Anthony, acteur vedette de "Premier bisou", a accepté pour une fois de participer à une convention organisée par des fans, 25 ans après la diffusion de la série. La journée, et sa plus grande admiratrice, lui réservent de nombreuses surprises en le plongeant dans son passé.


Et alors ?

Entre nostalgie et parodie...

Antony Dupray et Magalie Madison, deux des figures emblématiques des séries AB, jouent le jeu et portent avec autodérision ce projet qui parlera à tous les "jeunes" d'une époque pas si lointaine. Le spectacle, mi fiction, mi réalité, évoque leur parcours, la gloire passée qui leur a apporté beaucoup, mais leur a collé l'étiquette d'un personnage et d'un genre qui ne les quitte pas un quart de siècle plus tard.

Sous ses airs de comédie potache et mièvre, la pièce aborde donc un passé intense et un présent pas si simple.

Les "fans", interprétés par Caroline Gaget et Matthieu Nina, reflètent le sentiment de toute une génération, avec justesse et sincérité, et une pincée de caricature et de références.

Une jolie surprise, un divertissement efficace.

Pour qui ?

- Les 80's et 90's kids
- Un enterrement de vie de jeune fille, pour la pétillante "Annette" et le charmant Anthony

Huckleberry Finn

De qui ?
Didier Bailly et Hélène Cohen, d'après Mark Twain.




De quoi ça parle ?
Le jeune Huck, élevé par sa tante, redoute le jour où son père reviendra le chercher. Tant et si bien, qu'il finit par prendre la décision de fuir. Le même jour, l'esclave Jim prend la même décision, voulant gagner sa liberté et racheter sa femme et sa fille.

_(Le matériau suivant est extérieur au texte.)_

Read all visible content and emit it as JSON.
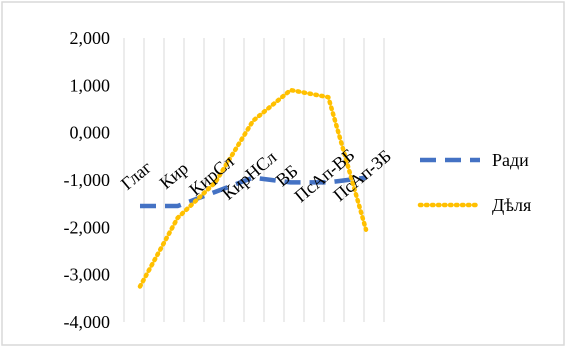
{
  "chart_data": {
    "type": "line",
    "categories": [
      "Глаг",
      "Кир",
      "КирСл",
      "КирНСл",
      "ВБ",
      "ПсАп-ВБ",
      "ПсАп-ЗБ"
    ],
    "series": [
      {
        "name": "Ради",
        "values": [
          -1.55,
          -1.55,
          -1.25,
          -0.95,
          -1.05,
          -1.05,
          -0.95
        ],
        "color": "#4472C4",
        "style": "dashed"
      },
      {
        "name": "Дѣля",
        "values": [
          -3.25,
          -1.8,
          -1.05,
          0.25,
          0.9,
          0.75,
          -2.05
        ],
        "color": "#FFC000",
        "style": "dotted"
      }
    ],
    "y_ticks": [
      "2,000",
      "1,000",
      "0,000",
      "-1,000",
      "-2,000",
      "-3,000",
      "-4,000"
    ],
    "ylim": [
      -4,
      2
    ],
    "grid": true,
    "legend": "right"
  }
}
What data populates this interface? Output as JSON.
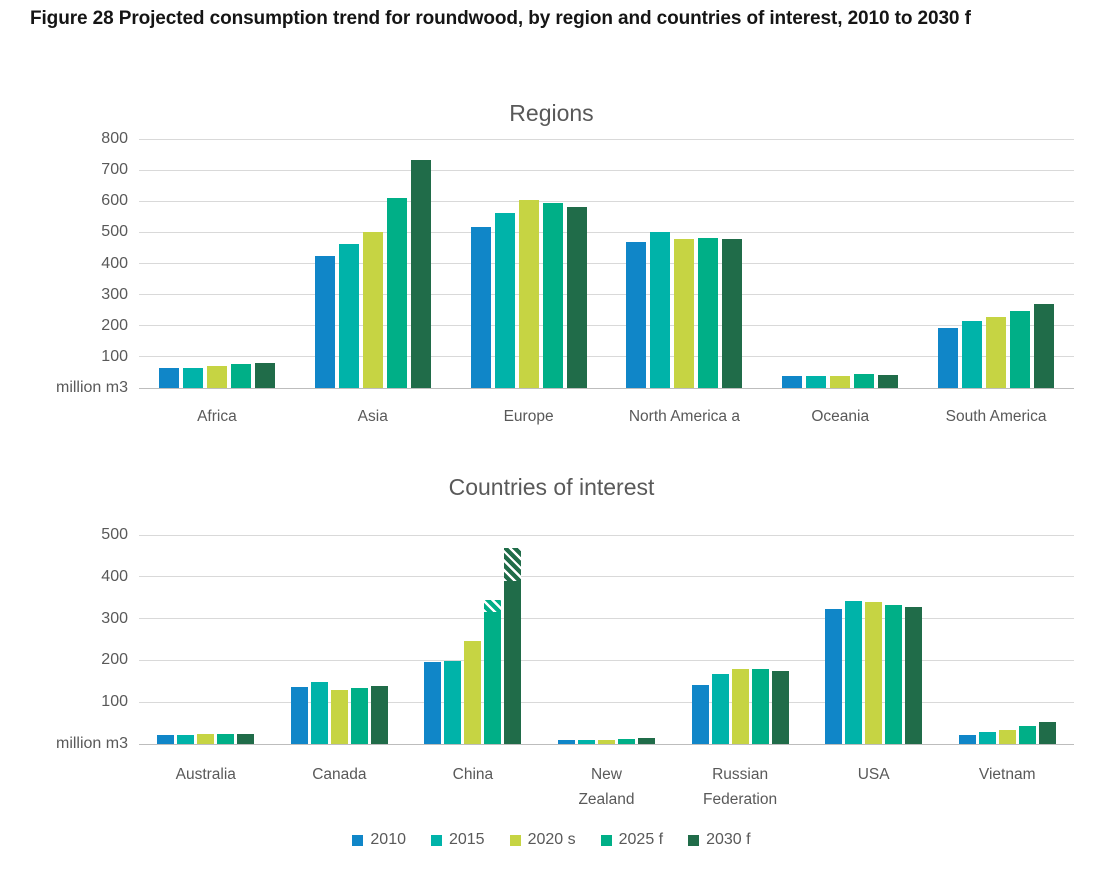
{
  "figure": {
    "title": "Figure 28 Projected consumption trend for roundwood, by region and countries of interest, 2010 to 2030 f"
  },
  "colors": {
    "series_2010": "#1086c8",
    "series_2015": "#00b3a9",
    "series_2020s": "#c6d443",
    "series_2025f": "#00af87",
    "series_2030f": "#206c49",
    "gridline": "#d9d9d9",
    "axis_text": "#595959"
  },
  "legend": {
    "items": [
      {
        "label": "2010",
        "color": "#1086c8"
      },
      {
        "label": "2015",
        "color": "#00b3a9"
      },
      {
        "label": "2020 s",
        "color": "#c6d443"
      },
      {
        "label": "2025 f",
        "color": "#00af87"
      },
      {
        "label": "2030 f",
        "color": "#206c49"
      }
    ]
  },
  "chart_data": [
    {
      "type": "bar",
      "title": "Regions",
      "ylabel": "million m3",
      "ylim": [
        0,
        800
      ],
      "yticks": [
        100,
        200,
        300,
        400,
        500,
        600,
        700,
        800
      ],
      "grid": true,
      "legend_position": "bottom",
      "categories": [
        "Africa",
        "Asia",
        "Europe",
        "North America a",
        "Oceania",
        "South America"
      ],
      "series": [
        {
          "name": "2010",
          "color": "#1086c8",
          "values": [
            65,
            425,
            516,
            470,
            40,
            194
          ]
        },
        {
          "name": "2015",
          "color": "#00b3a9",
          "values": [
            65,
            462,
            561,
            502,
            40,
            215
          ]
        },
        {
          "name": "2020 s",
          "color": "#c6d443",
          "values": [
            70,
            500,
            604,
            478,
            40,
            229
          ]
        },
        {
          "name": "2025 f",
          "color": "#00af87",
          "values": [
            78,
            612,
            595,
            483,
            44,
            247
          ]
        },
        {
          "name": "2030 f",
          "color": "#206c49",
          "values": [
            80,
            733,
            583,
            478,
            42,
            269
          ]
        }
      ]
    },
    {
      "type": "bar",
      "title": "Countries of interest",
      "ylabel": "million m3",
      "ylim": [
        0,
        500
      ],
      "yticks": [
        100,
        200,
        300,
        400,
        500
      ],
      "grid": true,
      "legend_position": "bottom",
      "categories": [
        "Australia",
        "Canada",
        "China",
        "New\nZealand",
        "Russian\nFederation",
        "USA",
        "Vietnam"
      ],
      "series": [
        {
          "name": "2010",
          "color": "#1086c8",
          "values": [
            22,
            137,
            197,
            10,
            140,
            322,
            22
          ]
        },
        {
          "name": "2015",
          "color": "#00b3a9",
          "values": [
            22,
            148,
            199,
            10,
            167,
            341,
            29
          ]
        },
        {
          "name": "2020 s",
          "color": "#c6d443",
          "values": [
            24,
            130,
            246,
            10,
            179,
            339,
            34
          ]
        },
        {
          "name": "2025 f",
          "color": "#00af87",
          "values": [
            25,
            135,
            {
              "solid": 315,
              "total": 345
            },
            13,
            179,
            333,
            44
          ]
        },
        {
          "name": "2030 f",
          "color": "#206c49",
          "values": [
            25,
            138,
            {
              "solid": 390,
              "total": 468
            },
            14,
            175,
            327,
            52
          ]
        }
      ]
    }
  ]
}
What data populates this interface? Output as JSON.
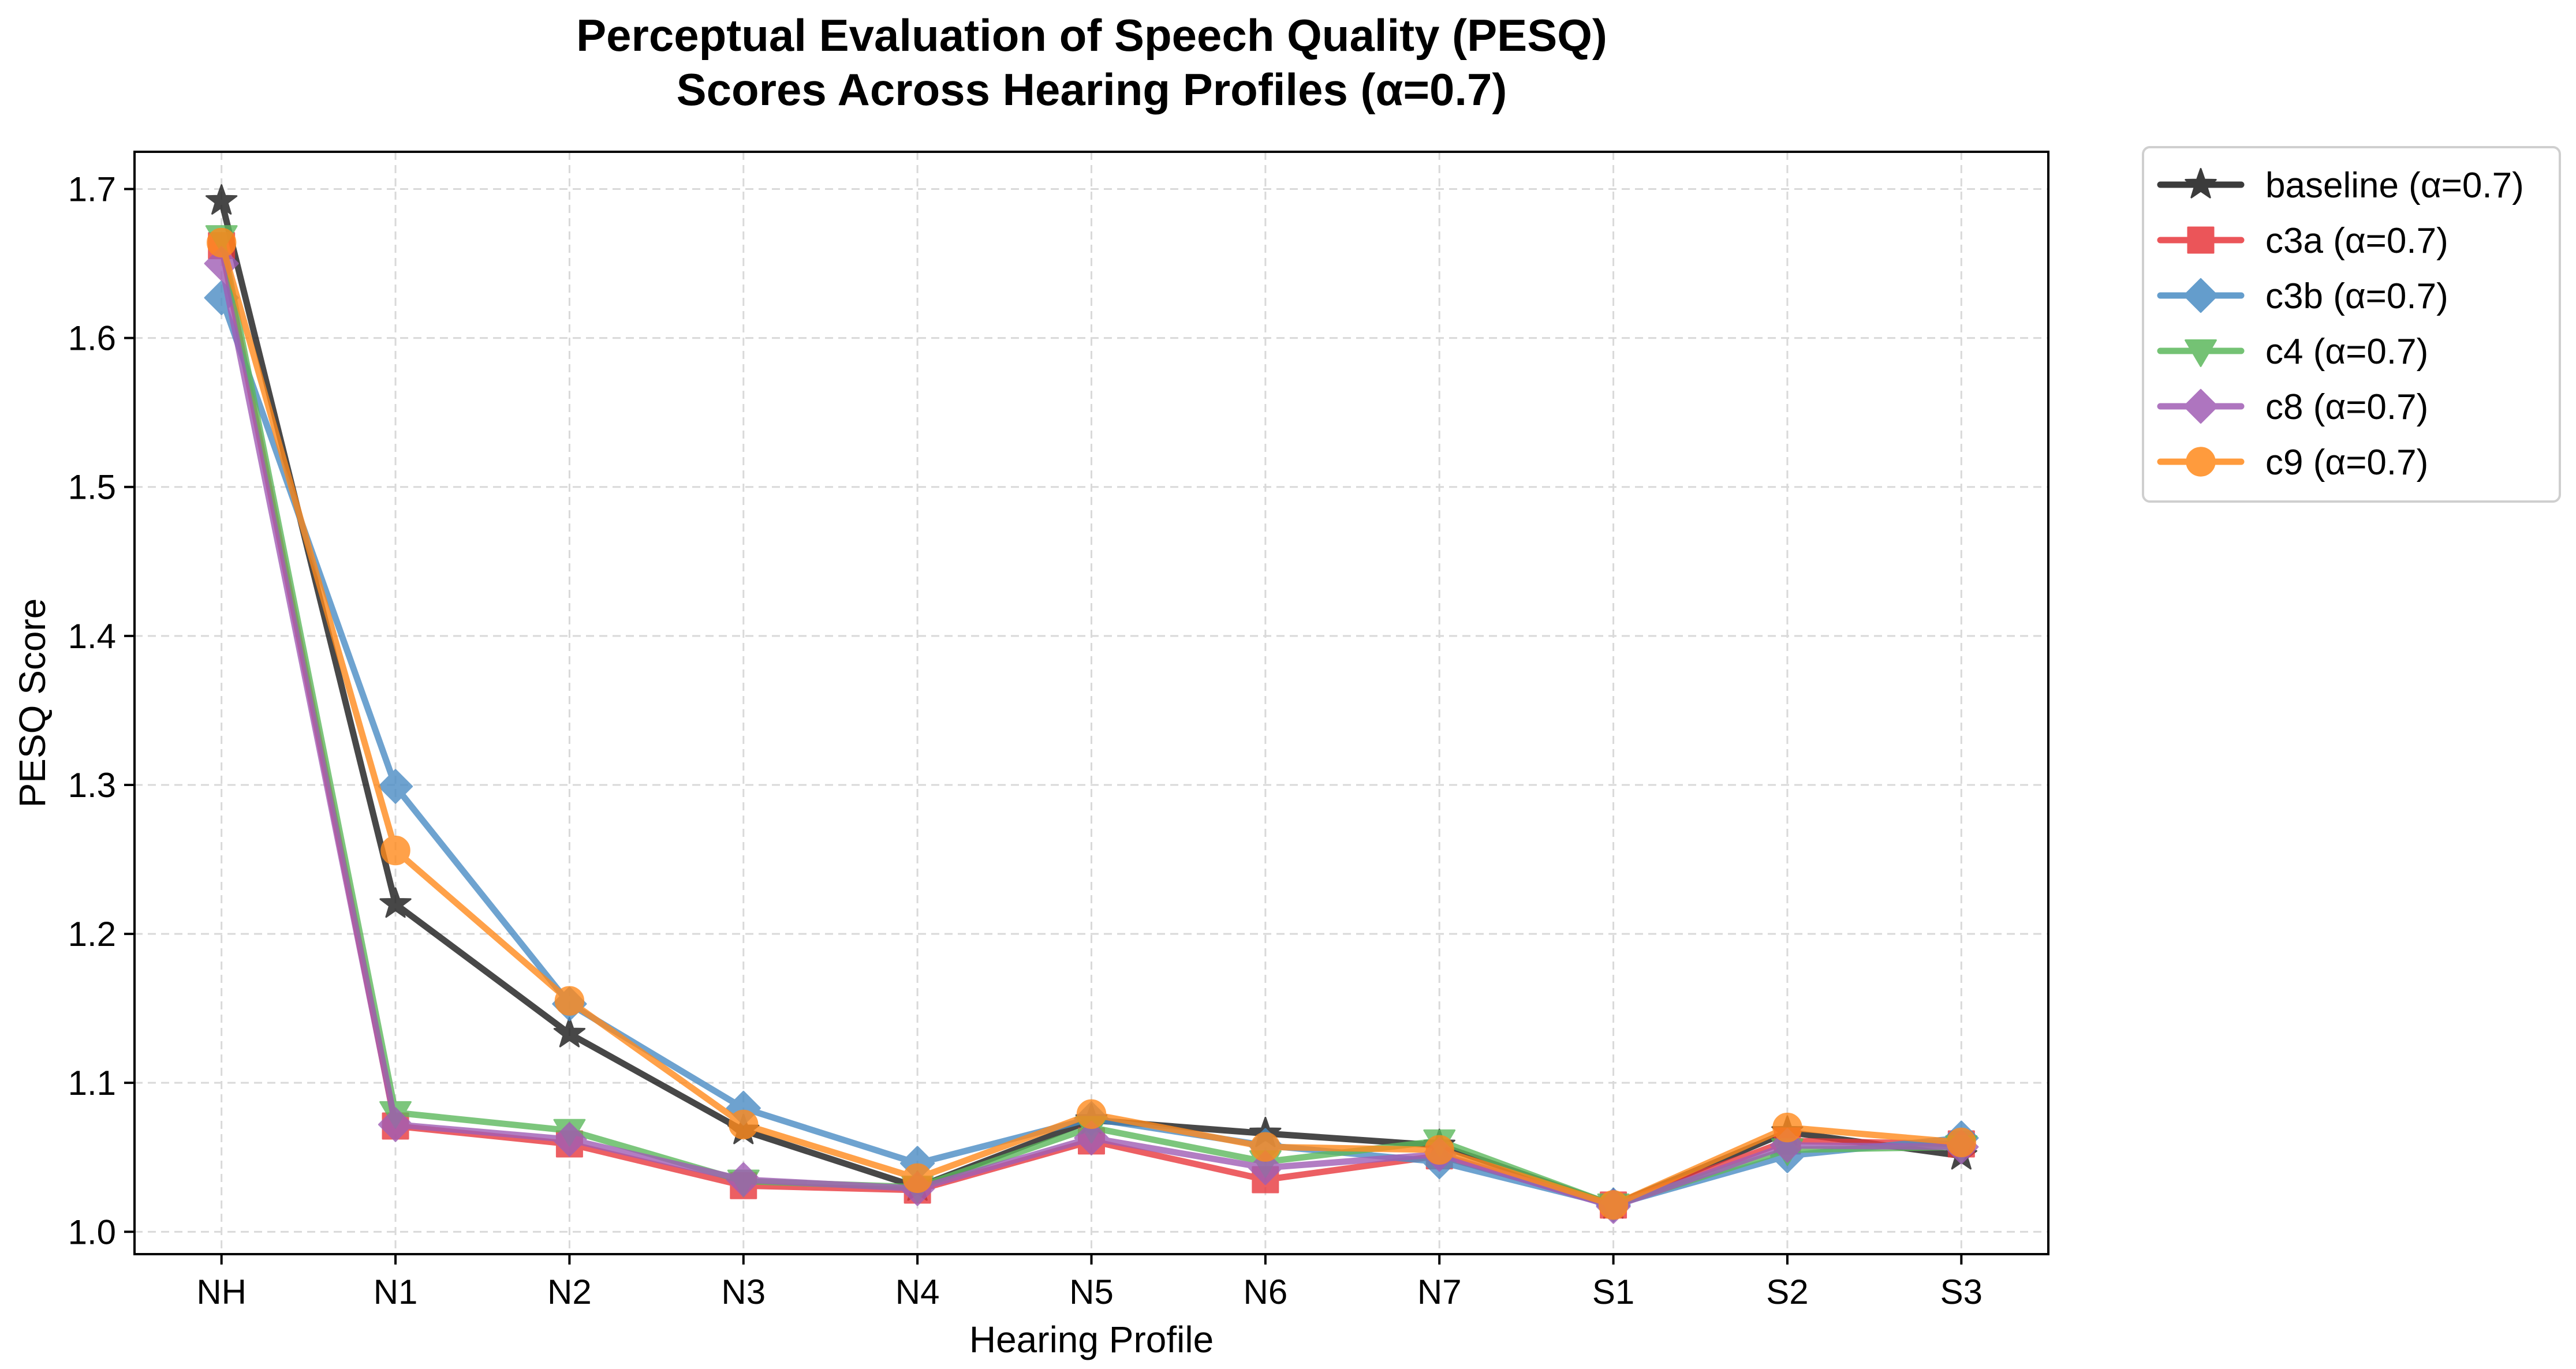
{
  "chart_data": {
    "type": "line",
    "title": [
      "Perceptual Evaluation of Speech Quality (PESQ)",
      "Scores Across Hearing Profiles (α=0.7)"
    ],
    "xlabel": "Hearing Profile",
    "ylabel": "PESQ Score",
    "categories": [
      "NH",
      "N1",
      "N2",
      "N3",
      "N4",
      "N5",
      "N6",
      "N7",
      "S1",
      "S2",
      "S3"
    ],
    "ylim": [
      0.985,
      1.725
    ],
    "yticks": [
      1.0,
      1.1,
      1.2,
      1.3,
      1.4,
      1.5,
      1.6,
      1.7
    ],
    "ytick_labels": [
      "1.0",
      "1.1",
      "1.2",
      "1.3",
      "1.4",
      "1.5",
      "1.6",
      "1.7"
    ],
    "grid": true,
    "legend_position": "outside-top-right",
    "series": [
      {
        "name": "baseline (α=0.7)",
        "color": "#1a1a1a",
        "marker": "star",
        "values": [
          1.692,
          1.22,
          1.133,
          1.068,
          1.03,
          1.075,
          1.066,
          1.058,
          1.018,
          1.067,
          1.051
        ]
      },
      {
        "name": "c3a (α=0.7)",
        "color": "#e8383d",
        "marker": "square",
        "values": [
          1.662,
          1.071,
          1.059,
          1.031,
          1.028,
          1.061,
          1.035,
          1.051,
          1.018,
          1.061,
          1.059
        ]
      },
      {
        "name": "c3b (α=0.7)",
        "color": "#4a8cc4",
        "marker": "diamond",
        "values": [
          1.627,
          1.299,
          1.153,
          1.083,
          1.046,
          1.076,
          1.058,
          1.047,
          1.018,
          1.051,
          1.063
        ]
      },
      {
        "name": "c4 (α=0.7)",
        "color": "#5cb85c",
        "marker": "triangle-down",
        "values": [
          1.668,
          1.08,
          1.068,
          1.034,
          1.03,
          1.07,
          1.047,
          1.061,
          1.018,
          1.055,
          1.057
        ]
      },
      {
        "name": "c8 (α=0.7)",
        "color": "#a05db5",
        "marker": "diamond",
        "values": [
          1.65,
          1.072,
          1.062,
          1.035,
          1.029,
          1.063,
          1.043,
          1.052,
          1.017,
          1.058,
          1.057
        ]
      },
      {
        "name": "c9 (α=0.7)",
        "color": "#ff8a1c",
        "marker": "circle",
        "values": [
          1.664,
          1.256,
          1.155,
          1.072,
          1.036,
          1.079,
          1.057,
          1.055,
          1.018,
          1.07,
          1.06
        ]
      }
    ]
  }
}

Les deux protagonistes vont être réunis par le destin et le fleuve du Mississippi.


Et alors ?
Une adaptation délicate, celle d'une oeuvre adressée à la jeunesse mais dont les thématiques et rebondissements sont sombres, abordant sans détour l'alcoolisme, la violence, l'esclavage.

Le spectacle prend le parti de suivre les deux axes, celui, léger, de l'enfant espiègle aux multiples aventures, juxtaposé à celui qui plonge le personnage dans de véritables interrogations (le bien et le mal, le racisme) ou terreurs (la mort par noyade ou fusillade, l'ombre de son père qui pourrait le chercher et le tuer).
On passe de l'un à l'autre, tantôt amusé par les remarques de Huck, ou la belle amitié qui l'unit à Jim, tantôt ému lorsque nos personnages traversent de douloureuses épreuves.

La mise en scène, dans cette salle intimiste, allie de jolis effets de marionnettes, un décor à cachette, et un jeu de lumières efficace.

Enfin, la distribution est l'élément le plus puissant de la pièce, chacun incarnant avec justesse son personnage et ses chansons : Alain Payen en narrateur, Joël O'Cangha en Jim, et Morgan L'Hostis dans le rôle du jeune Huck.

Pour qui ?


- En famille (avisée)
- Les fans de Twain, que cette adaptation fidèle réjouira

Kean

De qui ?
Alexandre Dumas, mise en scène d'Alain Sachs.



De quoi ça parle ?
Dans le Londres de 1830, on ne parle que de l'acteur Edmond Kean, grandiose tous les soirs dans les chefs d'oeuvre de Shakespeare. D'ailleurs, les nobles femmes se pâment dans leurs loges, mais est-ce pour le comédien ou pour l'homme ? Iraient-elles jusqu'à se déshonorer pour lui plaire ?


Et alors ?
Une fort belle adaptation, enjouée, classique sans être désuète.

Dans un décor modulable et des costumes sophistiqués absolument superbes, les comédiens nous entraînent dans le temps, dans une Angleterre aux mœurs différentes, notamment en ce qui concerne l'honneur, le devoir, et surtout la position des femmes.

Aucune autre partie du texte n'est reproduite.